La Unidad de Inteligencia Financiera (UIF) ordenó el congelamiento de cuentas bancarias del gobernador con licencia de Sinaloa, Rubén Rocha Moya, así como de familiares directos y diversos funcionarios señalados en investigaciones relacionadas con presuntos vínculos con el narcotráfico.
De acuerdo con información difundida en los últimos días, la medida habría sido aplicada de manera preventiva tras las acusaciones emitidas por el Departamento de Justicia de Estados Unidos contra funcionarios y exfuncionarios sinaloenses presuntamente relacionados con el Cártel de Sinaloa.
Entre las personas incluidas en el bloqueo financiero se encontrarían los hijos de Rocha Moya: Rubén Rocha Ruiz, Ricardo Rocha Ruiz y José de Jesús Rocha Ruiz, además del senador morenista Enrique Inzunza Cázarez y otros integrantes de corporaciones de seguridad y exfuncionarios estatales.
La medida habría sido notificada al sistema financiero mexicano a través de la Comisión Nacional Bancaria y de Valores (CNBV), lo que implica la suspensión de operaciones bancarias y el congelamiento de activos mientras continúan las investigaciones correspondientes.
Entre los funcionarios señalados por autoridades estadounidenses figuran también Gerardo Mérida Sánchez, exsecretario de Seguridad Pública de Sinaloa; Enrique Díaz Vega, exsecretario de Administración y Finanzas; así como mandos de corporaciones policiacas estatales y municipales.

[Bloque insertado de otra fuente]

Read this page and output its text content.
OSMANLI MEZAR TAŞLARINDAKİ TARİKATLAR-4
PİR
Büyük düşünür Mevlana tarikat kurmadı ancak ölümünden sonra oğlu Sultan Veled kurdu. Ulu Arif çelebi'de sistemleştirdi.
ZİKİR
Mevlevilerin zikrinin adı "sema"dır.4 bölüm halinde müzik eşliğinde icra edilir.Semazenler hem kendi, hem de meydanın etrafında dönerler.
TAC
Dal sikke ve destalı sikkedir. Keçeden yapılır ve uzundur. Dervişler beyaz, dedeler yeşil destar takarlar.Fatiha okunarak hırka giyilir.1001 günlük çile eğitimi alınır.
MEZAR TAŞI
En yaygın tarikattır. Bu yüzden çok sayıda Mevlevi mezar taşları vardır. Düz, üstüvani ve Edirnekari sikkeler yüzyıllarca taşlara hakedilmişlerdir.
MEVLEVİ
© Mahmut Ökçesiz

Durante su conferencia matutina, la presidenta Claudia Sheinbaum señaló que no contaba con información específica sobre el congelamiento de cuentas, aunque indicó que la UIF actúa de manera técnica cuando detecta irregularidades financieras.
Las acusaciones contra funcionarios sinaloenses fueron dadas a conocer por autoridades de Estados Unidos el pasado 29 de abril, dentro de las acciones emprendidas contra estructuras presuntamente vinculadas al narcotráfico y al Cártel de Sinaloa.